L'économiste Pierre Fortin vient de signer une étude de l'institut C.D. Howe sur les finances publiques du Québec dans laquelle il exhorte le gouvernement Charest à garder le cap sur l'équilibre budgétaire prévu pour 2013-2014.

La Presse Affaires : En lisant votre rapport, on arrive à la conclusion que le retour durable à l'équilibre budgétaire passe inévitablement par une réforme sur le financement du système de santé.

Pierre Fortin : On se donnerait beaucoup plus de chances d'arriver à l'équilibre budgétaire si on enclenchait une réforme en profondeur de la santé. La santé accapare 45 % des dépenses de programmes et son budget a connu une croissance de 6 % par année depuis 10 ans, alors que l'économie se dirige vers une croissance annuelle de 3,5 %. Notre capacité de contrôler les dépenses va dépendre en grande partie de notre capacité à contrôler la santé.

LPA : Que pensez-vous des arguments du regroupement de syndicats appelé l'Alliance sociale qui demande le report de l'équilibre budgétaire ?

P.F. : L'Alliance sociale dit que c'est dangereux que l'on retombe en crise et elle a peur que la social-démocratie prenne un coup de vieux. C'est un mauvais argument. Notre reprise est plus solide que presque partout ailleurs. La seule social-démocratie viable, c'est celle qui paie ses factures. C'est l'enseignement que les Suédois nous ont donné. Ils font toujours des surplus budgétaires. Le gouvernement en impasse financière ne peut pas aller vers le progrès social, il n'a pas d'argent pour le faire. Quand on a eu de l'argent après le déficit zéro, on a eu l'assurance médicaments, les garderies à 7 $, la prime au travail, le soutien aux enfants, les congés parentaux. C'est la preuve que quand l'argent est là, on a le progrès social.

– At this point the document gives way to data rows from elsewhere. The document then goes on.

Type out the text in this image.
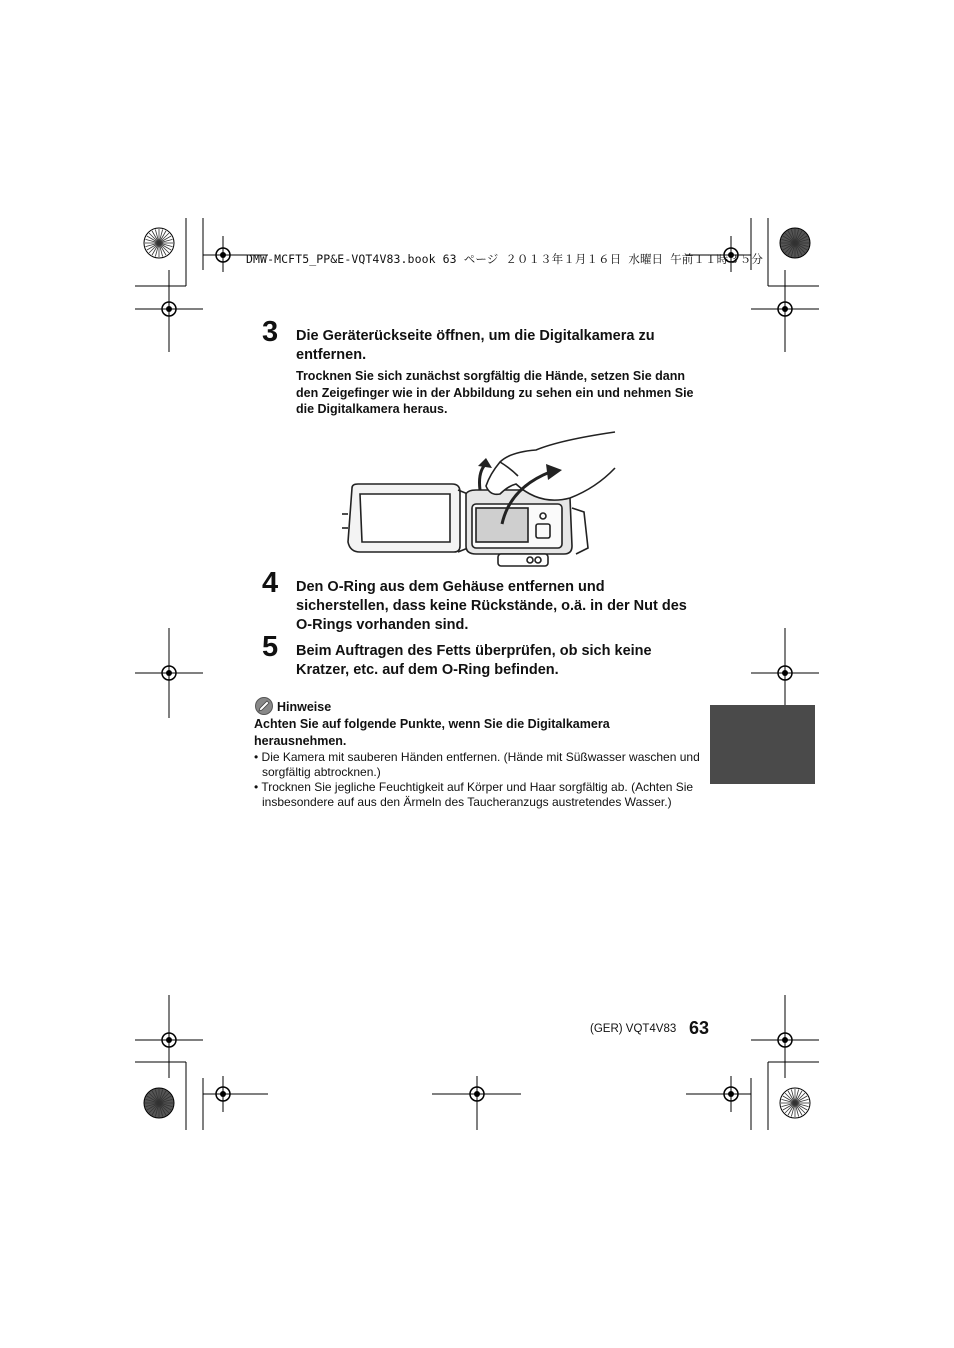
DMW-MCFT5_PP&E-VQT4V83.book 63 ページ ２０１３年１月１６日 水曜日 午前１１時３５分
3 Die Geräterückseite öffnen, um die Digitalkamera zu entfernen.
Trocknen Sie sich zunächst sorgfältig die Hände, setzen Sie dann den Zeigefinger wie in der Abbildung zu sehen ein und nehmen Sie die Digitalkamera heraus.
4 Den O-Ring aus dem Gehäuse entfernen und sicherstellen, dass keine Rückstände, o.ä. in der Nut des O-Rings vorhanden sind.
5 Beim Auftragen des Fetts überprüfen, ob sich keine Kratzer, etc. auf dem O-Ring befinden.
Hinweise
Achten Sie auf folgende Punkte, wenn Sie die Digitalkamera herausnehmen.
• Die Kamera mit sauberen Händen entfernen. (Hände mit Süßwasser waschen und sorgfältig abtrocknen.)
• Trocknen Sie jegliche Feuchtigkeit auf Körper und Haar sorgfältig ab. (Achten Sie insbesondere auf aus den Ärmeln des Taucheranzugs austretendes Wasser.)
(GER) VQT4V83 63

LPA : Pour augmenter la productivité des Québécois, vous demandez au gouvernement de favoriser la concurrence.

P.F. : On a des monopoles au Québec. On en a un dans l'électricité. On en a un dans l'agriculture avec l'Union des producteurs agricoles (UPA). Ça nous nuit. Quand j'entends les jeunes en agriculture, ils se plaignent de l'UPA. Autrefois, on avait besoin de protection, mais là, on a besoin de liberté.

Dans la construction, il faut se poser la question : comment ça se fait qu'il y ait des bandits ? C'est parce qu'on a un système où les associations syndicales ont un contrôle tellement puissant sur la main-d'oeuvre qu'un entrepreneur d'envergure, s'il veut diminuer son risque (de dépassement de coûts et de respect d'échéancier), est forcé de faire une entente avec les associations syndicales avant d'ouvrir son chantier. Évidemment, ça donne lieu à des rencontres en catimini.